THE BUSH administration's chronically failing attempt to invent a new legal system for holding and trying terrorism suspects has suffered yet another setback. On Monday, war crimes charges against two al-Qaeda suspects held at the Guantanamo Bay prison were dismissed by two different military judges. Both ruled that the administration had not legally established that the accused were "unlawful enemy combatants" and thus subject to trial by Guantanamo's military commissions. More than five years after President Bush rejected the Geneva Conventions and the U.S. court-martial system for handling al-Qaeda and Taliban prisoners, the first trial of a detainee once again has been put off indefinitely. That gives Congress a chance to rework the bad system it was stampeded into approving before last fall's midterm elections.

The administration's latest stumble resulted from the fact that the two men it was trying to put on trial, Salim Ahmed Hamdan and Omar Khadr, had been judged by Guantanamo's parallel system of Combatant Status Review Tribunals to be "enemy combatants" only, without the designation "unlawful." Contrary to the claims of embarrassed Pentagon spokesmen, the problem is not merely semantic but stems directly from Mr.

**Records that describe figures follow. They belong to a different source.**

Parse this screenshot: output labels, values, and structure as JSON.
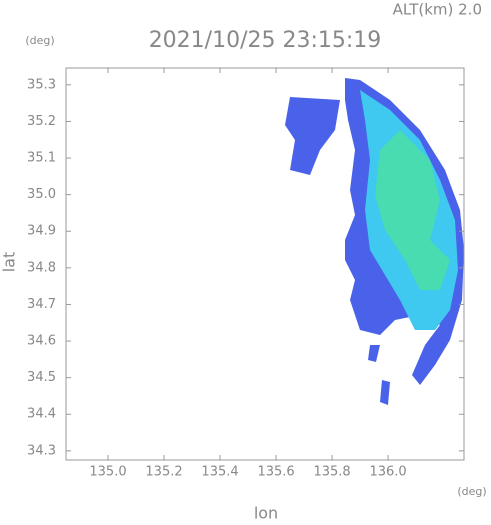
{
  "chart_data": {
    "type": "radar",
    "title": "2021/10/25 23:15:19",
    "subtitle": "ALT(km)  2.0",
    "x_label": "lon",
    "y_label": "lat",
    "x_unit": "(deg)",
    "y_unit": "(deg)",
    "xlim": [
      134.85,
      136.271
    ],
    "ylim": [
      34.275,
      35.346
    ],
    "xticks": [
      {
        "value": 135,
        "label": "135.0"
      },
      135.2,
      135.4,
      135.6,
      135.8,
      {
        "value": 136,
        "label": "136.0"
      }
    ],
    "yticks": [
      34.3,
      34.4,
      34.5,
      34.6,
      34.7,
      34.8,
      34.9,
      {
        "value": 35,
        "label": "35.0"
      },
      35.1,
      35.2,
      35.3
    ]
  }
}
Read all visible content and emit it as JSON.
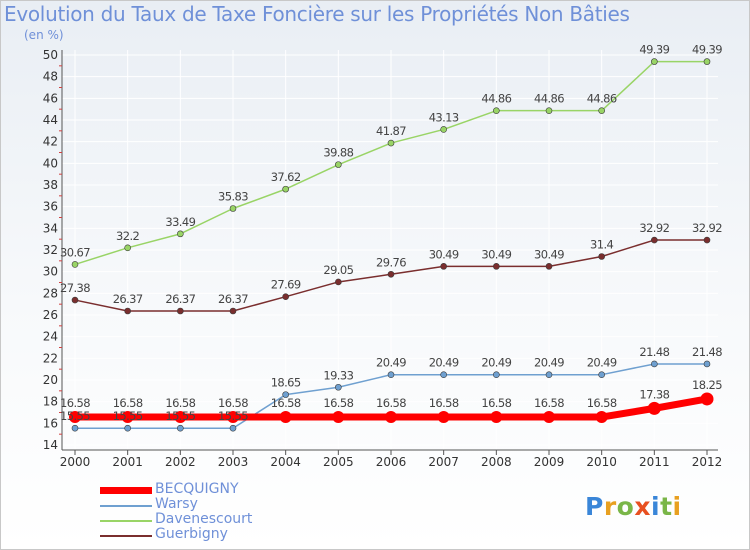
{
  "title": "Evolution du Taux de Taxe Foncière sur les Propriétés Non Bâties",
  "subtitle": "(en %)",
  "logo": {
    "text": "Proxiti",
    "colors": [
      "#3a86d8",
      "#e8a020",
      "#7ab648",
      "#e85020",
      "#3a86d8",
      "#7ab648",
      "#e8a020"
    ]
  },
  "chart_data": {
    "type": "line",
    "title": "Evolution du Taux de Taxe Foncière sur les Propriétés Non Bâties",
    "ylabel": "(en %)",
    "xlabel": "",
    "x": [
      "2000",
      "2001",
      "2002",
      "2003",
      "2004",
      "2005",
      "2006",
      "2007",
      "2008",
      "2009",
      "2010",
      "2011",
      "2012"
    ],
    "ylim": [
      14,
      50
    ],
    "yticks": [
      14,
      16,
      18,
      20,
      22,
      24,
      26,
      28,
      30,
      32,
      34,
      36,
      38,
      40,
      42,
      44,
      46,
      48,
      50
    ],
    "grid": true,
    "legend_position": "bottom-left",
    "series": [
      {
        "name": "BECQUIGNY",
        "color": "#ff0000",
        "labels": [
          "16.58",
          "16.58",
          "16.58",
          "16.58",
          "16.58",
          "16.58",
          "16.58",
          "16.58",
          "16.58",
          "16.58",
          "16.58",
          "17.38",
          "18.25"
        ],
        "values": [
          16.58,
          16.58,
          16.58,
          16.58,
          16.58,
          16.58,
          16.58,
          16.58,
          16.58,
          16.58,
          16.58,
          17.38,
          18.25
        ]
      },
      {
        "name": "Warsy",
        "color": "#6fa0d0",
        "labels": [
          "15.55",
          "15.55",
          "15.55",
          "15.55",
          "18.65",
          "19.33",
          "20.49",
          "20.49",
          "20.49",
          "20.49",
          "20.49",
          "21.48",
          "21.48"
        ],
        "values": [
          15.55,
          15.55,
          15.55,
          15.55,
          18.65,
          19.33,
          20.49,
          20.49,
          20.49,
          20.49,
          20.49,
          21.48,
          21.48
        ]
      },
      {
        "name": "Davenescourt",
        "color": "#99d466",
        "labels": [
          "30.67",
          "32.2",
          "33.49",
          "35.83",
          "37.62",
          "39.88",
          "41.87",
          "43.13",
          "44.86",
          "44.86",
          "44.86",
          "49.39",
          "49.39"
        ],
        "values": [
          30.67,
          32.2,
          33.49,
          35.83,
          37.62,
          39.88,
          41.87,
          43.13,
          44.86,
          44.86,
          44.86,
          49.39,
          49.39
        ]
      },
      {
        "name": "Guerbigny",
        "color": "#7a2e2e",
        "labels": [
          "27.38",
          "26.37",
          "26.37",
          "26.37",
          "27.69",
          "29.05",
          "29.76",
          "30.49",
          "30.49",
          "30.49",
          "31.4",
          "32.92",
          "32.92"
        ],
        "values": [
          27.38,
          26.37,
          26.37,
          26.37,
          27.69,
          29.05,
          29.76,
          30.49,
          30.49,
          30.49,
          31.4,
          32.92,
          32.92
        ]
      }
    ]
  }
}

Bush's disastrous decision to ignore the Geneva Conventions. Capt. Keith J. Allred, a military judge, ruled that Mr. Hamdan had never received "an individualized determination" that he was an unlawful combatant, as required under Geneva; without that, detainees are entitled to be treated as prisoners of war. The judge also found that the standard for "enemy combatant" used by the status tribunals was broader than that for "unlawful combatant" as established by Congress for purposes of the military commissions.

In theory, the administration could appeal the judges' rulings -- but the appeals court that is to hear military commission cases hasn't yet been established. The administration could also rehold tribunals for the approximately 80 Guantanamo detainees it intends to put on trial. Either way, the legal quagmire it has blundered into will only deepen, along with the discredit Guantanamo has already acquired around the world. Cleaning up the mess won't be easy: While closing Guantanamo is an important goal, this administration or its successor will first have to figure out how to dispose of those prisoners who cannot be tried or returned to their native countries and who are too dangerous to be released.

For now, Congress can mitigate the trouble by passing two pieces of legislation that are before it. One, to be voted on today by the Senate Judiciary Committee under the bipartisan sponsorship of Arlen Specter (R-Pa.) and Patrick Leahy (D-Vt.), would restore the right of habeas corpus to Guantanamo prisoners, allowing them to appeal their detentions to U.S. federal courts. The other, which has been attached to the Senate's version of the annual defense authorization bill by Sen. Carl M. Levin (D-Mich.), would reform the deeply flawed tribunal process at Guantanamo by requiring that detainees be represented by lawyers and have access to the evidence against them. The measure would also curtail the use of evidence obtained by coercion and require that the tribunals be headed by judges. If Guantanamo detainees are to be subject to special trials in which they could be sentenced to death, the process that determines them to be "unlawful combatants" who are eligible for that justice should be unimpeachable.